Katarina was in the middle of the group of fourteen. They marched out onto the stage, made a left face upon command of the first young woman, and held her head high, eyes forward. She could see a handful of people in the audience. The Forces Commander was there, as was the Chairman of the Department of Homeland Security. The Base Commandant and the Cadre Training Sergeant were on the stage with the women, standing at a podium.
After a few introductory remarks, the Commandant nodded to the Training Sergeant who pressed a button on the remote for the holographic projector. There, between the graduates and the dignitaries, was the record of each recruit’s final exam.
Each one of them had been given a different target. Katarina knew better than to reveal any emotion as she watched the tests of her friends. They had pledged themselves to each other, calling themselves The Fourteen, last night as the vodka flowed freely in the rec room.
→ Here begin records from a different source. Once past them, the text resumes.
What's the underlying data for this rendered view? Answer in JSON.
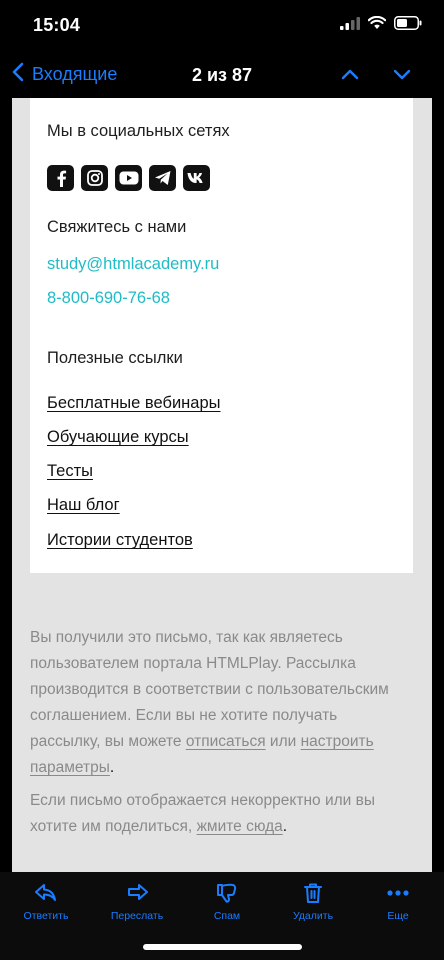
{
  "status": {
    "time": "15:04"
  },
  "nav": {
    "back_label": "Входящие",
    "counter": "2 из 87"
  },
  "card": {
    "social_title": "Мы в социальных сетях",
    "social_icons": [
      "facebook-icon",
      "instagram-icon",
      "youtube-icon",
      "telegram-icon",
      "vk-icon"
    ],
    "contact_title": "Свяжитесь с нами",
    "email": "study@htmlacademy.ru",
    "phone": "8-800-690-76-68",
    "links_title": "Полезные ссылки",
    "links": [
      "Бесплатные вебинары",
      "Обучающие курсы",
      "Тесты",
      "Наш блог",
      "Истории студентов"
    ]
  },
  "footer": {
    "para1_text": "Вы получили это письмо, так как являетесь пользователем портала HTMLPlay. Рассылка производится в соответствии с пользовательским соглашением. Если вы не хотите получать рассылку, вы можете",
    "unsubscribe_link": "отписаться",
    "or_word": "или",
    "settings_link": "настроить параметры",
    "para2_text": "Если письмо отображается некорректно или вы хотите им поделиться,",
    "here_link": "жмите сюда"
  },
  "toolbar": {
    "reply": "Ответить",
    "forward": "Переслать",
    "spam": "Спам",
    "delete": "Удалить",
    "more": "Еще"
  },
  "colors": {
    "accent": "#1a7cff",
    "teal_link": "#1fbcc6",
    "footer_bg": "#e3e3e3"
  }
}
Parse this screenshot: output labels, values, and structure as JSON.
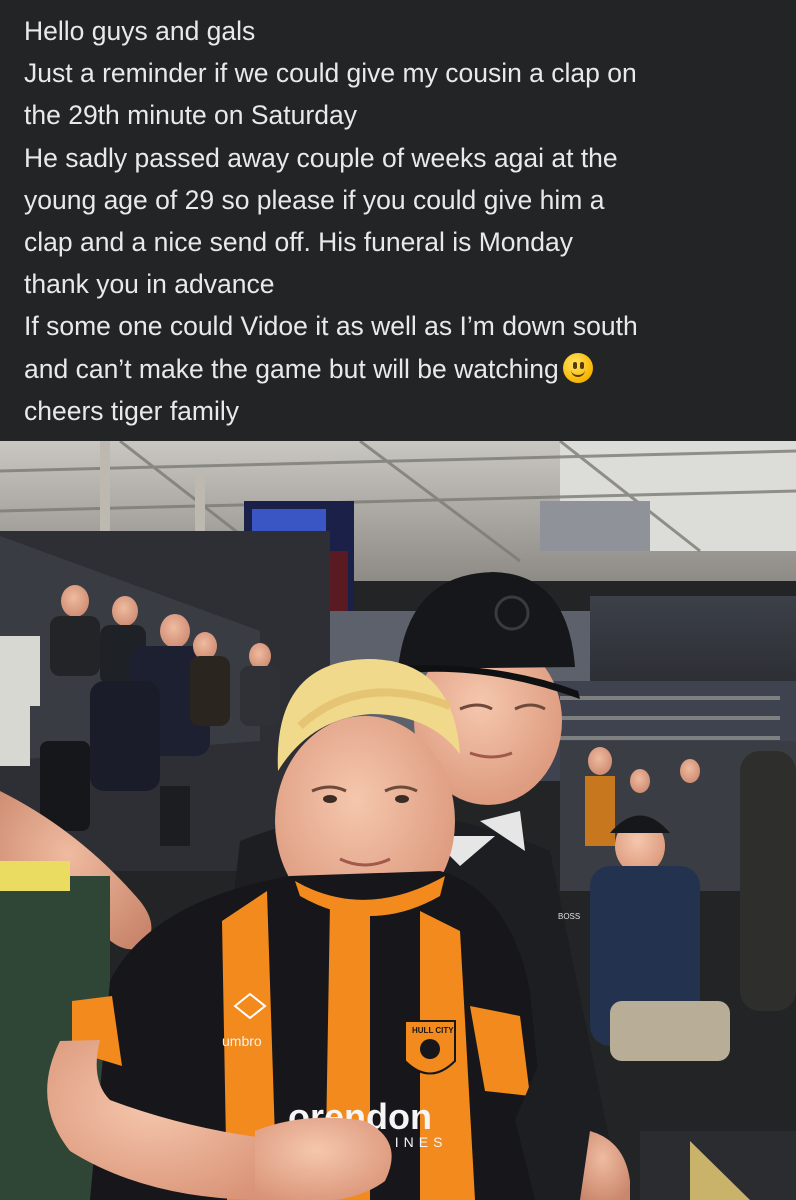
{
  "post": {
    "lines": [
      "Hello guys and gals",
      "Just a reminder if we could give my cousin a clap on",
      "the 29th minute on Saturday",
      "He sadly passed away couple of weeks agai at the",
      "young age of 29 so please if you could give him a",
      "clap and a nice send off. His funeral is Monday",
      "thank you in advance",
      "If some one could Vidoe it as well as I’m down south",
      "and can’t make the game but will be watching",
      "cheers tiger family"
    ],
    "emoji": "smiling-face-icon"
  },
  "photo": {
    "shirt_sponsor": "orendon",
    "shirt_sponsor_sub": "IRLINES",
    "shirt_brand": "umbro",
    "badge_text": "HULL CITY",
    "polo_brand": "BOSS"
  },
  "colors": {
    "background": "#232425",
    "text": "#e9e9ea",
    "shirt_orange": "#f28a1e",
    "shirt_black": "#17161a"
  }
}
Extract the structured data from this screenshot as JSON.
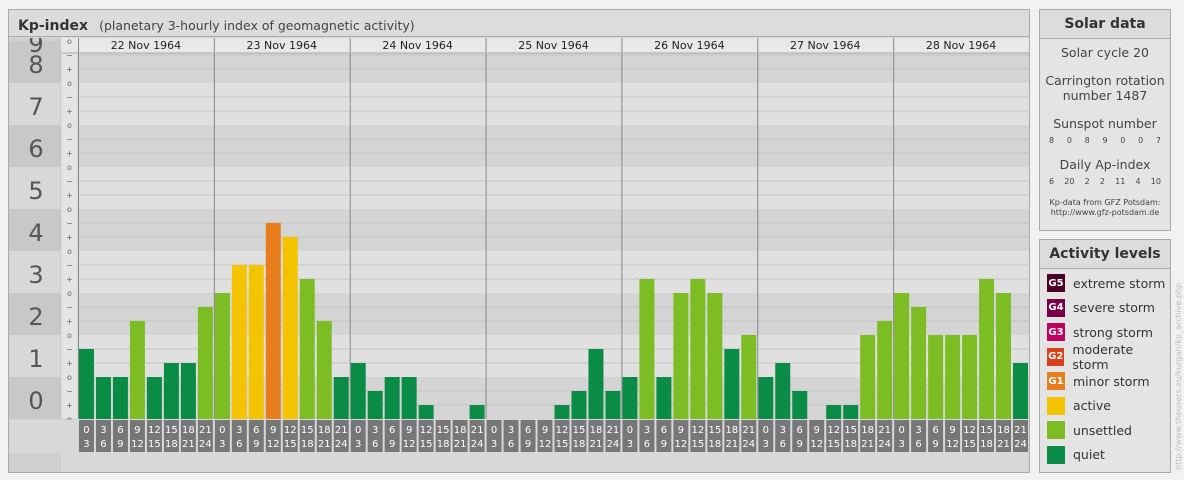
{
  "header": {
    "title": "Kp-index",
    "subtitle": "(planetary 3-hourly index of geomagnetic activity)"
  },
  "solar_data": {
    "title": "Solar data",
    "solar_cycle": "Solar cycle 20",
    "carrington_line1": "Carrington rotation",
    "carrington_line2": "number 1487",
    "sunspot_label": "Sunspot number",
    "sunspot_values": [
      "8",
      "0",
      "8",
      "9",
      "0",
      "0",
      "7"
    ],
    "ap_label": "Daily Ap-index",
    "ap_values": [
      "6",
      "20",
      "2",
      "2",
      "11",
      "4",
      "10"
    ],
    "source_line1": "Kp-data from GFZ Potsdam:",
    "source_line2": "http://www.gfz-potsdam.de"
  },
  "activity_levels": {
    "title": "Activity levels",
    "items": [
      {
        "badge": "G5",
        "label": "extreme storm",
        "color": "#4d0026"
      },
      {
        "badge": "G4",
        "label": "severe storm",
        "color": "#7a0047"
      },
      {
        "badge": "G3",
        "label": "strong storm",
        "color": "#c0005e"
      },
      {
        "badge": "G2",
        "label": "moderate storm",
        "color": "#d8401c"
      },
      {
        "badge": "G1",
        "label": "minor storm",
        "color": "#e87d1e"
      },
      {
        "badge": "",
        "label": "active",
        "color": "#f5c400"
      },
      {
        "badge": "",
        "label": "unsettled",
        "color": "#7dbd24"
      },
      {
        "badge": "",
        "label": "quiet",
        "color": "#0a8c46"
      }
    ]
  },
  "credit": "http://www.theusers.eu/kurgan/kp_archive.php",
  "chart_data": {
    "type": "bar",
    "title": "Kp-index",
    "subtitle": "(planetary 3-hourly index of geomagnetic activity)",
    "ylim": [
      0,
      9
    ],
    "y_ticks": [
      "0",
      "1",
      "2",
      "3",
      "4",
      "5",
      "6",
      "7",
      "8",
      "9"
    ],
    "minor_tick_labels": [
      "o",
      "+",
      "−"
    ],
    "days": [
      "22 Nov 1964",
      "23 Nov 1964",
      "24 Nov 1964",
      "25 Nov 1964",
      "26 Nov 1964",
      "27 Nov 1964",
      "28 Nov 1964"
    ],
    "interval_labels_top": [
      "0",
      "3",
      "6",
      "9",
      "12",
      "15",
      "18",
      "21"
    ],
    "interval_labels_bottom": [
      "3",
      "6",
      "9",
      "12",
      "15",
      "18",
      "21",
      "24"
    ],
    "kp_values": [
      1.667,
      1.0,
      1.0,
      2.333,
      1.0,
      1.333,
      1.333,
      2.667,
      3.0,
      3.667,
      3.667,
      4.667,
      4.333,
      3.333,
      2.333,
      1.0,
      1.333,
      0.667,
      1.0,
      1.0,
      0.333,
      0.0,
      0.0,
      0.333,
      0.0,
      0.0,
      0.0,
      0.0,
      0.333,
      0.667,
      1.667,
      0.667,
      1.0,
      3.333,
      1.0,
      3.0,
      3.333,
      3.0,
      1.667,
      2.0,
      1.0,
      1.333,
      0.667,
      0.0,
      0.333,
      0.333,
      2.0,
      2.333,
      3.0,
      2.667,
      2.0,
      2.0,
      2.0,
      3.333,
      3.0,
      1.333
    ],
    "level_colors": {
      "quiet": "#0a8c46",
      "unsettled": "#7dbd24",
      "active": "#f5c400",
      "g1": "#e87d1e"
    }
  }
}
Each of her friends had been given just as difficult a target as she had. When her recording was played she began to sweat, heart rate racing. It felt just as if she were back there. Katarina had been allowed two weeks planning time, budget to scope out the site, and a case handler, just as for a real mission. She remembered the smell of jasmine in the night air from where she waited for her target. The shot was a long one, the limit of the weapon’s beam range, but the humidity in the air and the fact that there was no breeze made her believe the shot could be made.
Mosquito’s buzzed her head, attracted to the carbon dioxide she released from deep, slow breaths. She remembered telling herself to slow her heart rate, relax her muscles, rest her eyes. There would only be one chance. Even if she managed to escape it would be useless if she missed her target. She would be denied graduation and be sent back to the regular ranks, cannon fodder for the rebel front lines.
As she watched the recording play out she remembered watching the delegation’s air cars land on the roof of the building down the street. The men on the roof moved toward the air car, lining up on either side of a red carpet. The city’s mayor was at the car’s door, opening it, bowing as the War Lord descended the air car’s two steps. The rooftop was lit clear as day as Katarina peered through her scope. She took a final, relaxing breath and placed her finger on the trigger.
The crosshairs fell on the War Lord’s cranium. She had a perfect view of the side of the orange-scales that decorated the side of its gold-skinned head. The creatures all had them, right over where their brains resided inside of their skulls. The War Lord stopped to say something to the Mayor, still bowed. She applied just enough pressure to fire her weapon without any jerk that would throw off the beam.
It took a moment before she could see if she hit it. The tracking ionization for the beam had been disabled so it couldn’t be seen. Through the scope she could see the creature’s head explode, brain, skin and bone showered the Mayor. The War Lord’s body guards surrounded their leader scanning in every direction for where the shot had come from but it was too late. Katarina wrapped her weapon in rags, stuffed the rifle in her bag and hurried from her rooftop position. On the street she looked like any of the thousands of human women combing the refuse piles for food or tradable debris.
Katarina barely saw the rest of the recordings she was so lost in her own memory of the satisfaction she’d had at killing the War Lord. The Training Sergeant called them to right face. Her body obeyed automatically. The Commandant took the podium.
“We are here today to congratulate these recruits for surviving the rigorous training program of the last year. Of the one-hundred young women who started, thirty-seven died in training. Twenty-three were medically discharged from injuries and the remainder washed out of the program or resigned. These are the best assassins in their class. Congratulations, soldiers.” The dignitaries stood and applauded as did the Commandant and the Training Sergeant.
Their names were called one by one, a sharp-shooter medal was pinned to their chests, a photo shaking hands as they received their diploma was taken and they returned to their place. Neither the medal nor the photo could be shown to anyone outside their particular service.
The Commandant spoke one last time. “Gentlemen, I give you the newest class of The Vipers. Glory to the Human Race, may the aliens be destroyed soon.” The applause was sweet in Katarina’s ears.